In a spring semester Area Studies field trip, students might visit the site of Nanjing massacre, where atrocities were committed by Japanese occupational forces during World War II, and the Monument of Aviation Martyrs, where WW II Allied, mostly American, aviators who fell in defending China are commemorated. Students might attend lectures given by a specialist on the Japanese occupation of Nanjing and a professor of Sino-US relations from the Johns Hopkins Center in Nanjing. Students might also visit the Presidential Palace, which housed China's first national president, the memorial tomb of Sun Zhongshan (Dr. Sun Yat-sen), considered the father of modern China in both the mainland and Taiwan, and other historic sites that witnessed significant events when Nanjing served four times as China's capital.

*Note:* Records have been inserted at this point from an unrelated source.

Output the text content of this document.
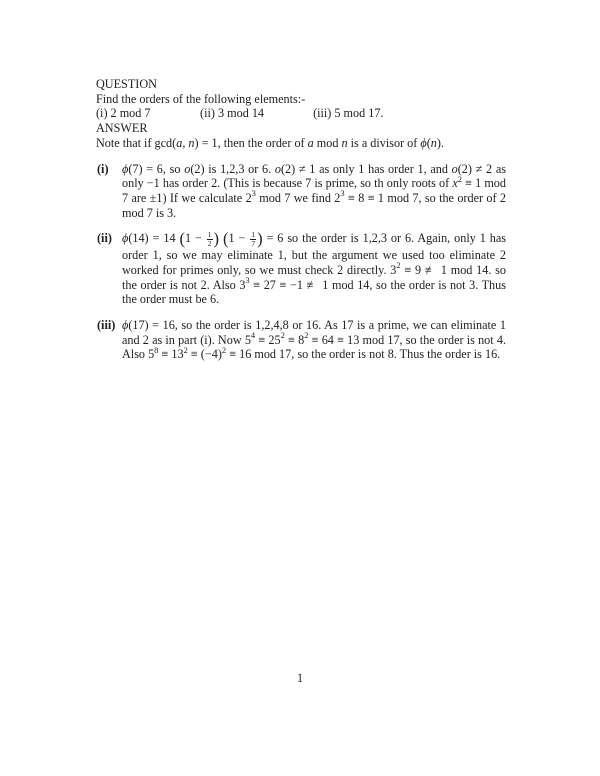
QUESTION
Find the orders of the following elements:-
(i) 2 mod 7	(ii) 3 mod 14	(iii) 5 mod 17.
ANSWER
Note that if gcd(a, n) = 1, then the order of a mod n is a divisor of ϕ(n).
(i) ϕ(7) = 6, so o(2) is 1,2,3 or 6. o(2) ≠ 1 as only 1 has order 1, and o(2) ≠ 2 as only −1 has order 2. (This is because 7 is prime, so th only roots of $x^2 \equiv 1$ mod 7 are ±1) If we calculate $2^3$ mod 7 we find $2^3 \equiv 8 \equiv 1$ mod 7, so the order of 2 mod 7 is 3.
(ii) ϕ(14) = 14 ($1 - \frac{1}{2}$ ) ($1 - \frac{1}{7}$ ) = 6 so the order is 1,2,3 or 6. Again, only 1 has order 1, so we may eliminate 1, but the argument we used too eliminate 2 worked for primes only, so we must check 2 directly. $3^2 \equiv 9$ ≢ 1 mod 14. so the order is not 2. Also $3^3 \equiv 27 \equiv -1$ ≢ 1 mod 14, so the order is not 3. Thus the order must be 6.
(iii) ϕ(17) = 16, so the order is 1,2,4,8 or 16. As 17 is a prime, we can eliminate 1 and 2 as in part (i). Now $5^4 \equiv 25^2 \equiv 8^2 \equiv 64 \equiv 13$ mod 17, so the order is not 4. Also $5^8 \equiv 13^2 \equiv (-4)^2 \equiv 16$ mod 17, so the order is not 8. Thus the order is 16.
1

Students may visit the former residence of Lu Xun, one of the greatest Chinese writers of the twentieth century, Qiu Jin, one of the greatest feminists and female revolutionaries of the same period, and Lu You, a famous poet and writer of the twelfth century who is also known for his own personal tragic love story. Nearby students can view the calligraphy of Wang Xizhi from the fourth-century, and the Mausoleum of Yu the Great, the semi-legendary cultural hero of China who is said to have controlled a deluge some four thousand years ago.